Example: HelseSvar
Example: HelseSvar
The Norwegian Directorate of Health has tested RAG technology to generate suggestions for answers to health questions from young people related to various areas, such as contraception, tobacco, and mental health. The goal is to make the work of healthcare personnel more efficient when they respond to young people who make contact through ung.no.
Several different language models have been tested, together with a RAG solution that uses a knowledge bank with previous questions and answers, or articles published online.
In the final report, it was concluded that "RAG and enterprise data provide professionally strong results. But it is necessary to improve the linguistic adaptation, especially for Nynorsk and simpler linguistic expressions, to make the AI assistants more accessible and user-friendly for young people." This requires processing texts and formulations adapted to the target group in the enterprise data that forms the basis for the RAG solution.
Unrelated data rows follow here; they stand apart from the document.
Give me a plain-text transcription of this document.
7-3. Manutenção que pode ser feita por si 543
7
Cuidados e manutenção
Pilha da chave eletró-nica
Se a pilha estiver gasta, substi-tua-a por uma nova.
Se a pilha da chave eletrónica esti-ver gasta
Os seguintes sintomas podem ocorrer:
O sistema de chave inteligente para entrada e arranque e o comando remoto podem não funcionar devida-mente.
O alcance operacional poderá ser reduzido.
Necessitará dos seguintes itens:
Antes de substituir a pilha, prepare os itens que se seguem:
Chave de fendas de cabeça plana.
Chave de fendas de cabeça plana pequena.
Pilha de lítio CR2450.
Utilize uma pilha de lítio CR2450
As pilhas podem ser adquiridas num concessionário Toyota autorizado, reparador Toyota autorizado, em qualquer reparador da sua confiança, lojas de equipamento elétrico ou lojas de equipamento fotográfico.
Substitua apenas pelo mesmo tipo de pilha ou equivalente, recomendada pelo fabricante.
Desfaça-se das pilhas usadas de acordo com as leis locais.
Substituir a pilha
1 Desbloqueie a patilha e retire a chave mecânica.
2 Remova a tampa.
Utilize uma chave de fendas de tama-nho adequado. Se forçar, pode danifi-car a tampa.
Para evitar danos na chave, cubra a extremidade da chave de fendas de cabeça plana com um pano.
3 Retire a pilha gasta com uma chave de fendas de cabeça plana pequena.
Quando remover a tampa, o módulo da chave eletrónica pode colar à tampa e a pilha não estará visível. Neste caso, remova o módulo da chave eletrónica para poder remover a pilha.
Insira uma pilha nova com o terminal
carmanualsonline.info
Furthermore, it concludes: "In the short term, we recommend that the AI solution HelseSvar (which uses RAG) is primarily used as a support tool for health responders, rather than as a self-help tool for citizens. The RAG solution delivers correct answers in 80–90% of cases, which illustrates a high degree of precision and reliability. Although the solution responds very well to health-related questions, it happens that it answers incorrectly due to misunderstandings of the context of the question, or unclear enterprise data. Human quality assurance is therefore necessary for health related questions."
After the report was published, the project continues to work with methods that improve response quality. This includes, for example, techniques for how responses are built up, especially through the use of agents that interpret the question, develop a plan for obtaining relevant information, and compose the response in a structured and controlled manner.